The human senses provide the information to the brain about the world around us. Deficits in visual, auditory or other sensory inputs have a major impact on quality of life, including education, employment and social engagement, which in turn places a major burden on the US economy. The scale of this problem is large: According to reports by the World Health Organization (WHO) and the National Institutes of Health, there are approximately 5 million Americans with vision impairment and around 36 million Americans with some form of hearing loss. There is broad recognition of the need for interdisciplinary collaboration for translational research on disabilities. Research into the development of more effective assistive technologies and environmental modifications requires interdisciplinary expertise that unites a fundamental understanding of the basic sensory science (vision, audition, motor control, speech and language) with deep technical expertise in engineering, computer science, and other related fields. This National Science Foundation Research Traineeship (NRT) award to the University of Minnesota will enable the formation of an integrated and interdisciplinary training program in sensory science through the joint strengths of the university's Center for Cognitive Sciences and Center for Applied and Translational Sensory Science. The program's goal is to prepare future scientists to combine engineering approaches with scientific knowledge and methods so that they are in a position to develop the next generation of sensory aids that will improve the quality of life for Americans with sensory loss. The program will serve students from computer science, engineering, kinesiology, psychology, and speech-language-hearing disciplines through courses, research opportunities, internships in the medical-devices industry, and public outreach activities.
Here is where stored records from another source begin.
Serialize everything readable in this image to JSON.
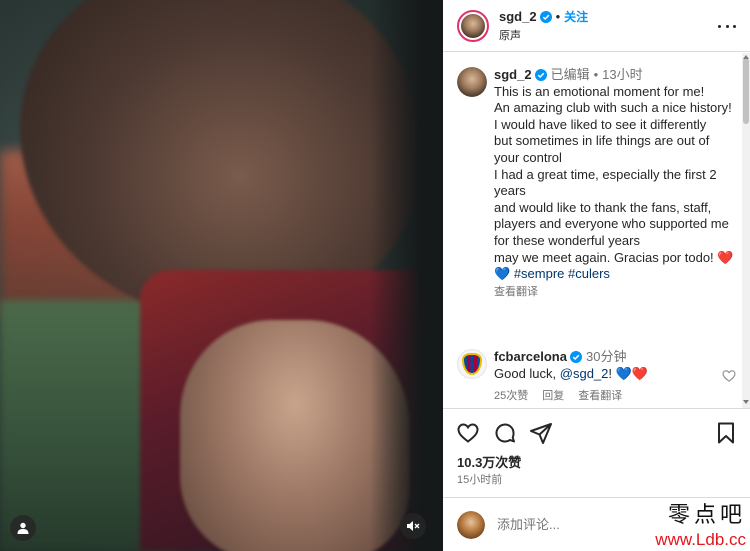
{
  "post": {
    "username": "sgd_2",
    "follow_label": "关注",
    "audio_label": "原声"
  },
  "caption": {
    "username": "sgd_2",
    "edited_label": "已编辑",
    "time": "13小时",
    "text": "This is an emotional moment for me!\nAn amazing club with such a nice history! I would have liked to see it differently\nbut sometimes in life things are out of your control\nI had a great time, especially the first 2 years\nand would like to thank the fans, staff, players and everyone who supported me for these wonderful years\nmay we meet again. Gracias por todo!",
    "emoji": "❤️💙",
    "hashtags": "#sempre #culers",
    "translate_label": "查看翻译"
  },
  "comment": {
    "username": "fcbarcelona",
    "time": "30分钟",
    "text": "Good luck, ",
    "mention": "@sgd_2",
    "after_mention": "! 💙❤️",
    "likes": "25次赞",
    "reply_label": "回复",
    "translate_label": "查看翻译"
  },
  "actions": {
    "likes_count": "10.3万次赞",
    "time_ago": "15小时前"
  },
  "comment_input": {
    "placeholder": "添加评论..."
  },
  "watermark": {
    "top": "零点吧",
    "bottom": "www.Ldb.cc"
  },
  "icons": {
    "user_tag": "user-tag-icon",
    "mute": "speaker-muted-icon",
    "like": "heart-icon",
    "comment": "comment-icon",
    "share": "share-icon",
    "save": "bookmark-icon",
    "more": "more-icon"
  },
  "colors": {
    "verified": "#0095f6",
    "follow": "#0095f6",
    "hashtag": "#00376b",
    "secondary_text": "#737373"
  }
}
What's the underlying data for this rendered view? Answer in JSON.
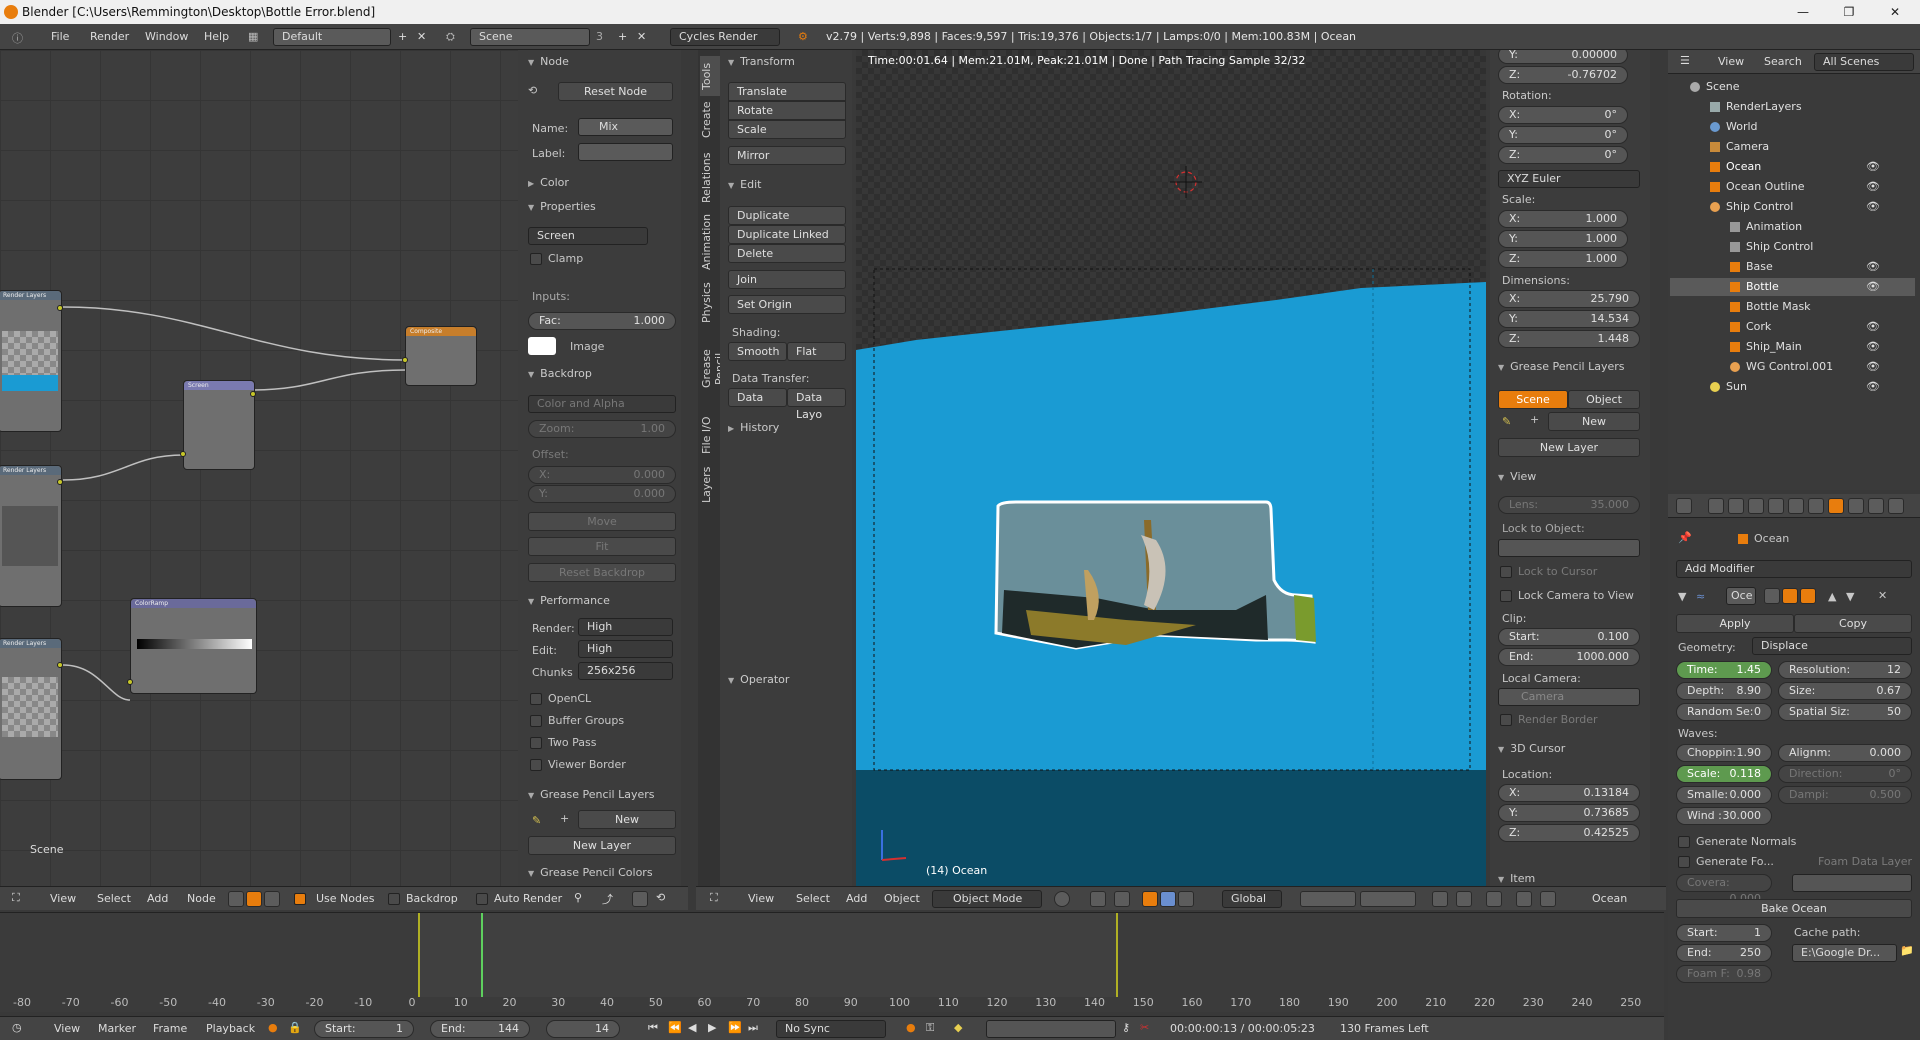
{
  "window": {
    "title": "Blender [C:\\Users\\Remmington\\Desktop\\Bottle Error.blend]",
    "minimize": "—",
    "maximize": "❐",
    "close": "✕"
  },
  "topbar": {
    "menus": [
      "File",
      "Render",
      "Window",
      "Help"
    ],
    "screen_layout": "Default",
    "scene": "Scene",
    "scene_users": "3",
    "engine": "Cycles Render",
    "stats": "v2.79 | Verts:9,898 | Faces:9,597 | Tris:19,376 | Objects:1/7 | Lamps:0/0 | Mem:100.83M | Ocean"
  },
  "node_editor": {
    "scene_label": "Scene",
    "footer": {
      "menus": [
        "View",
        "Select",
        "Add",
        "Node"
      ],
      "use_nodes": "Use Nodes",
      "backdrop": "Backdrop",
      "auto_render": "Auto Render"
    },
    "nodes": {
      "rl1": "Render Layers",
      "rl2": "Render Layers",
      "rl3": "Render Layers",
      "composite": "Composite",
      "screen": "Screen",
      "colorramp": "ColorRamp"
    }
  },
  "node_props": {
    "node_header": "Node",
    "reset_node": "Reset Node",
    "name_label": "Name:",
    "name_value": "Mix",
    "label_label": "Label:",
    "color": "Color",
    "properties": "Properties",
    "blend_mode": "Screen",
    "clamp": "Clamp",
    "inputs": "Inputs:",
    "fac_label": "Fac:",
    "fac_value": "1.000",
    "image": "Image",
    "backdrop": "Backdrop",
    "color_alpha": "Color and Alpha",
    "zoom_label": "Zoom:",
    "zoom_value": "1.00",
    "offset": "Offset:",
    "x_label": "X:",
    "x_value": "0.000",
    "y_label": "Y:",
    "y_value": "0.000",
    "move": "Move",
    "fit": "Fit",
    "reset_backdrop": "Reset Backdrop",
    "performance": "Performance",
    "render_label": "Render:",
    "render_value": "High",
    "edit_label": "Edit:",
    "edit_value": "High",
    "chunks_label": "Chunks",
    "chunks_value": "256x256",
    "opencl": "OpenCL",
    "buffer_groups": "Buffer Groups",
    "two_pass": "Two Pass",
    "viewer_border": "Viewer Border",
    "gp_layers": "Grease Pencil Layers",
    "gp_new": "New",
    "gp_new_layer": "New Layer",
    "gp_colors": "Grease Pencil Colors"
  },
  "tool_tabs": [
    "Tools",
    "Create",
    "Relations",
    "Animation",
    "Physics",
    "Grease Pencil",
    "File I/O",
    "Layers"
  ],
  "tools": {
    "transform": "Transform",
    "translate": "Translate",
    "rotate": "Rotate",
    "scale": "Scale",
    "mirror": "Mirror",
    "edit": "Edit",
    "duplicate": "Duplicate",
    "duplicate_linked": "Duplicate Linked",
    "delete": "Delete",
    "join": "Join",
    "set_origin": "Set Origin",
    "shading": "Shading:",
    "smooth": "Smooth",
    "flat": "Flat",
    "data_transfer": "Data Transfer:",
    "data": "Data",
    "data_layo": "Data Layo",
    "history": "History",
    "operator": "Operator"
  },
  "viewport": {
    "render_status": "Time:00:01.64 | Mem:21.01M, Peak:21.01M | Done | Path Tracing Sample 32/32",
    "object_label": "(14) Ocean",
    "footer": {
      "menus": [
        "View",
        "Select",
        "Add",
        "Object"
      ],
      "mode": "Object Mode",
      "orientation": "Global",
      "name": "Ocean"
    }
  },
  "n_panel": {
    "loc_y_label": "Y:",
    "loc_y": "0.00000",
    "loc_z_label": "Z:",
    "loc_z": "-0.76702",
    "rotation": "Rotation:",
    "rx": "0°",
    "ry": "0°",
    "rz": "0°",
    "euler": "XYZ Euler",
    "scale": "Scale:",
    "sx": "1.000",
    "sy": "1.000",
    "sz": "1.000",
    "dimensions": "Dimensions:",
    "dx": "25.790",
    "dy": "14.534",
    "dz": "1.448",
    "x": "X:",
    "y": "Y:",
    "z": "Z:",
    "gp_layers": "Grease Pencil Layers",
    "scene": "Scene",
    "object": "Object",
    "new": "New",
    "new_layer": "New Layer",
    "view": "View",
    "lens_label": "Lens:",
    "lens": "35.000",
    "lock_to_object": "Lock to Object:",
    "lock_to_cursor": "Lock to Cursor",
    "lock_camera": "Lock Camera to View",
    "clip": "Clip:",
    "start_label": "Start:",
    "start": "0.100",
    "end_label": "End:",
    "end": "1000.000",
    "local_camera": "Local Camera:",
    "camera": "Camera",
    "render_border": "Render Border",
    "cursor": "3D Cursor",
    "location": "Location:",
    "cx": "0.13184",
    "cy": "0.73685",
    "cz": "0.42525",
    "item": "Item"
  },
  "outliner": {
    "menus": [
      "View",
      "Search"
    ],
    "filter": "All Scenes",
    "rows": [
      {
        "name": "Scene",
        "indent": 0,
        "icon": "scene-icon"
      },
      {
        "name": "RenderLayers",
        "indent": 1,
        "icon": "renderlayers-icon"
      },
      {
        "name": "World",
        "indent": 1,
        "icon": "world-icon"
      },
      {
        "name": "Camera",
        "indent": 1,
        "icon": "camera-icon"
      },
      {
        "name": "Ocean",
        "indent": 1,
        "icon": "mesh-icon"
      },
      {
        "name": "Ocean Outline",
        "indent": 1,
        "icon": "mesh-icon"
      },
      {
        "name": "Ship Control",
        "indent": 1,
        "icon": "empty-icon"
      },
      {
        "name": "Animation",
        "indent": 2,
        "icon": "action-icon"
      },
      {
        "name": "Ship Control",
        "indent": 2,
        "icon": "empty-icon"
      },
      {
        "name": "Base",
        "indent": 2,
        "icon": "mesh-icon"
      },
      {
        "name": "Bottle",
        "indent": 2,
        "icon": "mesh-icon"
      },
      {
        "name": "Bottle Mask",
        "indent": 2,
        "icon": "mesh-icon"
      },
      {
        "name": "Cork",
        "indent": 2,
        "icon": "mesh-icon"
      },
      {
        "name": "Ship_Main",
        "indent": 2,
        "icon": "mesh-icon"
      },
      {
        "name": "WG Control.001",
        "indent": 2,
        "icon": "empty-icon"
      },
      {
        "name": "Sun",
        "indent": 1,
        "icon": "lamp-icon"
      }
    ]
  },
  "modifier": {
    "object": "Ocean",
    "add_modifier": "Add Modifier",
    "name": "Oce",
    "apply": "Apply",
    "copy": "Copy",
    "geometry_label": "Geometry:",
    "geometry": "Displace",
    "time_k": "Time:",
    "time_v": "1.45",
    "res_k": "Resolution:",
    "res_v": "12",
    "depth_k": "Depth:",
    "depth_v": "8.90",
    "size_k": "Size:",
    "size_v": "0.67",
    "seed_k": "Random Se:",
    "seed_v": "0",
    "spatial_k": "Spatial Siz:",
    "spatial_v": "50",
    "waves": "Waves:",
    "chop_k": "Choppin:",
    "chop_v": "1.90",
    "align_k": "Alignm:",
    "align_v": "0.000",
    "scale_k": "Scale:",
    "scale_v": "0.118",
    "dir_k": "Direction:",
    "dir_v": "0°",
    "small_k": "Smalle:",
    "small_v": "0.000",
    "damp_k": "Dampi:",
    "damp_v": "0.500",
    "wind_k": "Wind :",
    "wind_v": "30.000",
    "gen_normals": "Generate Normals",
    "gen_foam": "Generate Fo...",
    "foam_layer": "Foam Data Layer",
    "cov_k": "Covera:",
    "cov_v": "0.000",
    "bake": "Bake Ocean",
    "bstart_k": "Start:",
    "bstart_v": "1",
    "bend_k": "End:",
    "bend_v": "250",
    "cache": "Cache path:",
    "cache_v": "E:\\Google Dr...",
    "foam_k": "Foam F:",
    "foam_v": "0.98"
  },
  "timeline": {
    "ticks": [
      "-80",
      "-70",
      "-60",
      "-50",
      "-40",
      "-30",
      "-20",
      "-10",
      "0",
      "10",
      "20",
      "30",
      "40",
      "50",
      "60",
      "70",
      "80",
      "90",
      "100",
      "110",
      "120",
      "130",
      "140",
      "150",
      "160",
      "170",
      "180",
      "190",
      "200",
      "210",
      "220",
      "230",
      "240",
      "250"
    ],
    "menus": [
      "View",
      "Marker",
      "Frame",
      "Playback"
    ],
    "start_label": "Start:",
    "start": "1",
    "end_label": "End:",
    "end": "144",
    "current": "14",
    "sync": "No Sync",
    "time": "00:00:00:13 / 00:00:05:23",
    "frames_left": "130 Frames Left"
  },
  "colors": {
    "ocean": "#1a9bd3",
    "ocean_dark": "#0b4c66",
    "accent": "#e87d0d",
    "selected": "#5e9a4f"
  }
}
A total of 49 different PhD students will be enrolled in the program over the course of the 5 years, 18 of whom will receive NRT fellowships.

This project creates a new interdisciplinary graduate training program that encompasses the following key aims: 1. Establish an academic program in the form of a graduate minor through which students will receive the focused, multi-disciplinary educational background they will need to address critical challenges in the development of assistive technologies for sensory loss. 2. Advance interdisciplinary research in translational sensory science through the development of structural mechanisms that support the formation of interdisciplinary research teams. 3. Provide extra-curricular training and networking opportunities to the trainees through supplementary mechanisms, including weekly journal clubs, summer and winter workshops, spring and fall research symposia, and an annual fall retreat. Students will also participate in public engagement such as preparation of podcasts on research topics of interest to the stakeholders. 4. Provide practical career development opportunities through personalized contacts with local and national companies. Many trainees will eventually seek employment in industry, and those who continue in academia should seek to engage in collaborative work with industry partners. In an effort to provide students with real-world experience that can inform their research and post-graduation career choices, the program will offer the trainees 8-10 week summer internship opportunities in industry-based applied research.

The NSF Research Traineeship (NRT) Program is designed to encourage the development and implementation of bold, new potentially transformative models for STEM graduate education training. The Traineeship Track is dedicated to effective training of STEM graduate students in high priority interdisciplinary research areas, through comprehensive traineeship models that are innovative, evidence-based, and aligned with changing workforce and research needs.